If the din parameter is not explicitly set, the default input directory will be _in in the current working directory of the script using the Executor.

The din parameter can also be defined using a configuration file .cfg.

Output Directory for Pipeline Execution

The Executor object generates intermediate and output files for subsequent pipeline runs within a directory specified by the dout parameter, set in the context or params argument, or during execution via executor.run().

If the dout parameter is not provided, the output directory defaults to a subdirectory named _out in the current working directory of the script from which executor.run() is called. Each subsequent pipeline run creates a dedicated subdirectory within the output directory, following the naming convention exec-XXX, where XXX is a sequential three-digit identifier (e.g., exec-001, exec-002, etc.).

Customizing Subdirectory Names

The prefix exec can be modified using the exedir parameter via the context or params argument. For example, to change the prefix to parser, use:

executor.run(context='execdir=parser')

This setting will generate output subdirectories named parser-001, parser-002, etc.

Cleanup output directory before execution

This function is designed to clear the output directory before pipeline execution based on specific conditions controlled by several parameters. It ensures a clean working environment by removing specified directories if such cleanup is requested. Only directories following the schema exec-XXX (where XXX is a sequential number) are considered for removal. The exec keyword can be replaced by using exedir parameter in above section.

Parameters:

clean (bool): Controls whether this function is activated. When set to True, the function will proceed with clearing; when set to False, it will be skipped.
cleanInclude (list): Defines a list of directories that should be removed. Only directories listed here that match the exec-XXX schema (where XXX is a sequential number) will be considered for deletion, while others will remain untouched.
cleanExclude (list): Specifies directories that should not be removed during the clearing process. Even if these directories are listed in cleanInclude, they will be preserved if they are present in this list.

Examples

Remove Only a Specified Directory
This example removes only two directories exec-001 and exec-002:

   executor.run('Results: ', context='clean=True;cleanInclude=001,001')

This will ensure that only exec-001 is removed, while other directories remain untouched.
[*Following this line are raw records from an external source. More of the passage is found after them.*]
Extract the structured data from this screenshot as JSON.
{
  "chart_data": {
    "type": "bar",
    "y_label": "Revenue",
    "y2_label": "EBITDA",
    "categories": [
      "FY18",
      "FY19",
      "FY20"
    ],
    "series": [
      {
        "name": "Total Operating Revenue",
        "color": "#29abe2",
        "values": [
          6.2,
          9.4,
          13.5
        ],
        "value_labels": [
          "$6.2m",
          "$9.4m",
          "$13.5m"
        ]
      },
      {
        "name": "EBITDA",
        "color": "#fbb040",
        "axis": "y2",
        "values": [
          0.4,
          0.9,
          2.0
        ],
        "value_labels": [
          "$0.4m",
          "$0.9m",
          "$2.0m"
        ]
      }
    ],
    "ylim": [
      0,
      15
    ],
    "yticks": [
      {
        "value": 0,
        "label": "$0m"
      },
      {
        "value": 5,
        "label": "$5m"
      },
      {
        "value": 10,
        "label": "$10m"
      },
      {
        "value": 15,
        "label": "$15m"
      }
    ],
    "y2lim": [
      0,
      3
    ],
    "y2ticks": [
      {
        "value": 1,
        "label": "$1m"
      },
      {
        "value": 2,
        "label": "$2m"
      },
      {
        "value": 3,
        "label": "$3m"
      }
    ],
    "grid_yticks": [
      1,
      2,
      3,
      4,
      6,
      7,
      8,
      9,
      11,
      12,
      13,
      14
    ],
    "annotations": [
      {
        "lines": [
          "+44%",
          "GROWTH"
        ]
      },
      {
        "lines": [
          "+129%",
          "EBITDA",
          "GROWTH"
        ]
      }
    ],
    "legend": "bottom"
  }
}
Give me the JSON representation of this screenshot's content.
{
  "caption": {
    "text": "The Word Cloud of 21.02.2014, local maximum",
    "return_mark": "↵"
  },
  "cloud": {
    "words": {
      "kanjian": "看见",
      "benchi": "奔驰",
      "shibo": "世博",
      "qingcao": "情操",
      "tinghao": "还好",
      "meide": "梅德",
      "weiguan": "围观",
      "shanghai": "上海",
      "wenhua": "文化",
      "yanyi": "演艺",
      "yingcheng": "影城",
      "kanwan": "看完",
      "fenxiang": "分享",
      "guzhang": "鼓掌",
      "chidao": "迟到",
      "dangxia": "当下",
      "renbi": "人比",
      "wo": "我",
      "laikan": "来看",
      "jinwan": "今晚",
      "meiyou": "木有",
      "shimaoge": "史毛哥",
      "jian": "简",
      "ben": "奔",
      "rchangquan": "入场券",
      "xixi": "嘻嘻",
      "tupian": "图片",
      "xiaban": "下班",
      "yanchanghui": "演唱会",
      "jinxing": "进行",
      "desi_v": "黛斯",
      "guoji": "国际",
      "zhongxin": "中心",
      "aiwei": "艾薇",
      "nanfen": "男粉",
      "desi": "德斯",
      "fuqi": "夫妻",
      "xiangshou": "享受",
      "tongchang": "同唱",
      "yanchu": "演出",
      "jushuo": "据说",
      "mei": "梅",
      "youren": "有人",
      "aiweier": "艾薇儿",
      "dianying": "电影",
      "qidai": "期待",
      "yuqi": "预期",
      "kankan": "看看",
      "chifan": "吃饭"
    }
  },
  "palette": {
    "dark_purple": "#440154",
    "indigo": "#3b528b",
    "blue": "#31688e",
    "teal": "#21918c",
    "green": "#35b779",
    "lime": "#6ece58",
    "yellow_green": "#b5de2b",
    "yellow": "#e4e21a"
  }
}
Remove All Directories Except One
This example removes all directories except exec-002:

   executor.run('Results: ', context='clean=True;cleanExclude=002')

This will remove all directories matching the exec-XXX schema, except for exec-002, which is preserved.

Fixed Output Subdirectory Name

To ensure that the output subdirectory always has a fixed name (e.g., parser instead of parser-001), use the execdirexact parameter:

executor.run(context='execdir=parser;exedirexact=True')

With this setting, pipeline runs are always saved in the parser directory, which will be cleared before each new execution if it already exists.